Facebook's Progressive Reduction
Facebook is another example of using "icon only' interface bits. Both desktop and mobile versions of the site have evolved to have the same consistent icons along the top - Friend Requests, Messages, and Notifications. It would be virtually impossible to elegantly include those functions (especially on mobile) by including long text labels with each icon. Facebook has evolved, or should I say "progressively reduced," into this. This would have been quite confusing for first time users who had no reference to what those icons might mean. But over time users began to expect friend requests, messages sent, and notifications. Facebook was able to evolve into a simpler interface because the users became more familiar with the content and where to find it. The same now is true for the 3-line nav icon. The nav icon still may not be universally accepted by all, but I believe this simple solution will become a usability standard very soon. It's simpler and sexier to have 3 lines than the word "Menu" or "Navigation," plus this gives more room for a title on mobile. But again you've got to consider your audience to know whether that is going to be sufficient.
Tweetie was the first solid Twitter app for the iPhone and the Mac. Unlike Twitter's mobile app today, Tweetie used an icon only navigation. Since Twitter has a relatively simple content set, it's a good example of when it works to use an icon only navigation. Tweetie used 5 icons on the mobile app - timeline, mentions, direct messages, search, and more. (Not unlike Tweetbot today.) Timeline and Mentions are the two of the most used areas on Twitter for so it's easy to recognize them in an icon only line up, especially since the @ symbol has become very much associated with Twitter. The search and "more" icon are easily recognized as well. The icons were sexy and were an easy shoe in for more seasoned users. Even the less explanatory icons, revealed when swiping a tweet, became quickly apparent after using the app a few times. Since Twitter has a limited feature set it provides a nice scenario to explore an icon only approach.
I can imagine though, Twitter didn't want to alienate users who were new to the service with icons only on their apps. Shortly after Twitter acquired Tweetie, they rebranded the app, changed a few things up and added the text labels to the nav bar. Not as sexy per se, but the labels are of huge value for new users and from a general usability perspective.
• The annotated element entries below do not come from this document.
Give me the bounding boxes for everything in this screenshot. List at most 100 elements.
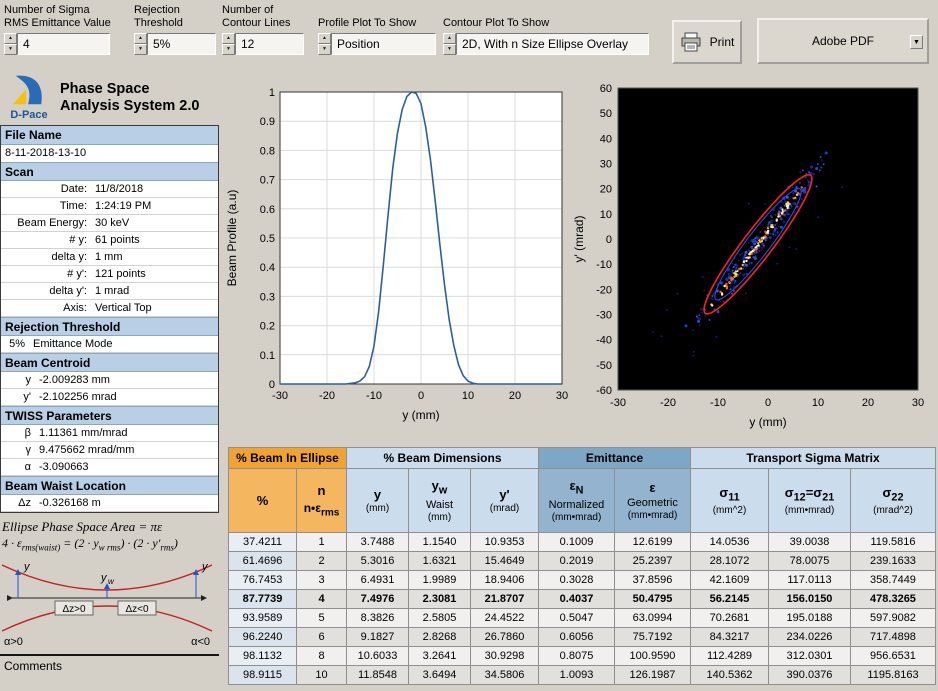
svg-text:-10: -10 — [366, 390, 382, 402]
svg-text:-20: -20 — [596, 284, 612, 296]
table-cell: 10.9353 — [471, 533, 539, 552]
info-row: γ9.475662 mrad/mm — [1, 442, 218, 459]
info-value: Vertical Top — [93, 302, 218, 314]
table-row: 61.469625.30161.632115.46490.201925.2397… — [229, 552, 936, 571]
contour-plot-background — [618, 88, 918, 390]
table-cell: 1.6321 — [409, 552, 471, 571]
printer-icon — [680, 32, 702, 52]
table-cell: 30.9298 — [471, 647, 539, 666]
profile-plot-value-field[interactable]: Position — [331, 33, 436, 55]
table-column-header: εNNormalized(mm•mrad) — [539, 469, 615, 533]
yw-label-base: y — [100, 572, 108, 584]
ellipse-area-note: Ellipse Phase Space Area = πε — [0, 513, 219, 536]
sigma-spinner[interactable]: ▲ ▼ 4 — [4, 33, 110, 55]
svg-text:-30: -30 — [596, 310, 612, 322]
decrement-button[interactable]: ▼ — [4, 44, 17, 55]
table-cell: 358.7449 — [851, 571, 936, 590]
table-cell: 234.0226 — [769, 628, 851, 647]
rejection-label: Rejection Threshold — [134, 4, 183, 30]
svg-text:60: 60 — [600, 83, 612, 95]
table-cell: 100.9590 — [615, 647, 691, 666]
profile-plot-select[interactable]: ▲ ▼ Position — [318, 33, 436, 55]
table-row: 37.421113.74881.154010.93530.100912.6199… — [229, 533, 936, 552]
table-cell: 25.2397 — [615, 552, 691, 571]
table-cell: 18.9406 — [471, 571, 539, 590]
table-cell: 6.4931 — [347, 571, 409, 590]
table-group-header: Emittance — [539, 448, 691, 469]
svg-text:-60: -60 — [596, 385, 612, 397]
info-row: Beam Energy:30 keV — [1, 215, 218, 232]
file-name-header: File Name — [1, 126, 218, 145]
table-cell: 0.2019 — [539, 552, 615, 571]
svg-text:-10: -10 — [596, 259, 612, 271]
decrement-button[interactable]: ▼ — [443, 44, 456, 55]
table-cell: 5.3016 — [347, 552, 409, 571]
svg-text:-30: -30 — [610, 397, 626, 409]
contour-lines-spin-buttons[interactable]: ▲ ▼ — [222, 33, 235, 55]
table-cell: 28.1072 — [691, 552, 769, 571]
table-cell: 37.8596 — [615, 571, 691, 590]
table-cell: 34.5806 — [471, 666, 539, 685]
increment-button[interactable]: ▲ — [318, 33, 331, 44]
sidebar: D-Pace Phase Space Analysis System 2.0 F… — [0, 74, 219, 673]
adobe-pdf-dropdown-arrow[interactable]: ▼ — [910, 35, 923, 49]
info-value: -3.090663 — [37, 461, 218, 473]
contour-lines-spinner[interactable]: ▲ ▼ 12 — [222, 33, 304, 55]
table-cell: 37.4211 — [229, 533, 297, 552]
contour-plot-label: Contour Plot To Show — [443, 17, 549, 30]
info-row: Axis:Vertical Top — [1, 300, 218, 317]
table-cell: 478.3265 — [851, 590, 936, 609]
table-cell: 140.5362 — [691, 666, 769, 685]
increment-button[interactable]: ▲ — [4, 33, 17, 44]
increment-button[interactable]: ▲ — [134, 33, 147, 44]
svg-text:0: 0 — [269, 379, 275, 391]
table-row: 87.773947.49762.308121.87070.403750.4795… — [229, 590, 936, 609]
contour-lines-value-field[interactable]: 12 — [235, 33, 304, 55]
info-label: β — [1, 427, 37, 439]
table-cell: 2.8268 — [409, 628, 471, 647]
info-label: Beam Energy: — [1, 217, 93, 229]
profile-plot-spin-buttons[interactable]: ▲ ▼ — [318, 33, 331, 55]
table-cell: 156.0150 — [769, 590, 851, 609]
sigma-value-field[interactable]: 4 — [17, 33, 110, 55]
rejection-value-field[interactable]: 5% — [147, 33, 216, 55]
table-cell: 75.7192 — [615, 628, 691, 647]
profile-x-axis-label: y (mm) — [402, 408, 439, 422]
profile-plot: -30-20-10010203000.10.20.30.40.50.60.70.… — [222, 80, 570, 440]
info-value: -0.326168 m — [37, 497, 218, 509]
table-cell: 26.7860 — [471, 628, 539, 647]
sigma-spin-buttons[interactable]: ▲ ▼ — [4, 33, 17, 55]
sigma-label-line2: RMS Emittance Value — [4, 17, 111, 30]
info-label: Axis: — [1, 302, 93, 314]
sigma-label: Number of Sigma RMS Emittance Value — [4, 4, 111, 30]
contour-plot-select[interactable]: ▲ ▼ 2D, With n Size Ellipse Overlay — [443, 33, 649, 55]
beam-waist-diagram: y y w y Δz>0 Δz<0 α>0 α<0 — [0, 555, 214, 649]
contour-plot-value-field[interactable]: 2D, With n Size Ellipse Overlay — [456, 33, 649, 55]
adobe-pdf-button[interactable]: Adobe PDF ▼ — [757, 18, 929, 64]
table-cell: 8 — [297, 647, 347, 666]
svg-text:30: 30 — [912, 397, 924, 409]
rejection-spinner[interactable]: ▲ ▼ 5% — [134, 33, 216, 55]
info-value: 30 keV — [93, 217, 218, 229]
info-row: 5%Emittance Mode — [1, 336, 218, 353]
info-row: Time:1:24:19 PM — [1, 198, 218, 215]
increment-button[interactable]: ▲ — [443, 33, 456, 44]
table-cell: 84.3217 — [691, 628, 769, 647]
print-button[interactable]: Print — [672, 20, 742, 64]
svg-text:40: 40 — [600, 133, 612, 145]
results-table: % Beam In Ellipse% Beam DimensionsEmitta… — [228, 447, 936, 685]
decrement-button[interactable]: ▼ — [222, 44, 235, 55]
table-cell: 0.6056 — [539, 628, 615, 647]
decrement-button[interactable]: ▼ — [134, 44, 147, 55]
table-cell: 717.4898 — [851, 628, 936, 647]
contour-plot-spin-buttons[interactable]: ▲ ▼ — [443, 33, 456, 55]
table-cell: 4 — [297, 590, 347, 609]
beam-waist-header: Beam Waist Location — [1, 476, 218, 495]
rejection-spin-buttons[interactable]: ▲ ▼ — [134, 33, 147, 55]
svg-text:30: 30 — [556, 390, 568, 402]
table-cell: 0.1009 — [539, 533, 615, 552]
info-label: 5% — [1, 338, 31, 350]
decrement-button[interactable]: ▼ — [318, 44, 331, 55]
increment-button[interactable]: ▲ — [222, 33, 235, 44]
table-column-header: y'(mrad) — [471, 469, 539, 533]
The truth is, it's easier to design with icons only within an interface because you can nail them down to a fit within a square grid that doesn't fluctuate in width or height. Icons with text labels becomes a whole new story. Icons with text labels are harder to deal with - enter copywriting, nomenclature, varying widths, typography, text color, text size, etc. This opens a whole new can of worms and can be difficult to deal with. As a designer, I urge you to take the challenge. Don't just come up with beautiful icons and call it a day. Think about the use of labels. If they're needed what should each one be called? Can they all be reduced to one word? What is the longest possible text label? Keep all of these in mind, in addition to making the icons look sexy.
Think of scenarios that lend themselves to progressive reduction and push for simpler interfaces, but don't forgo usability.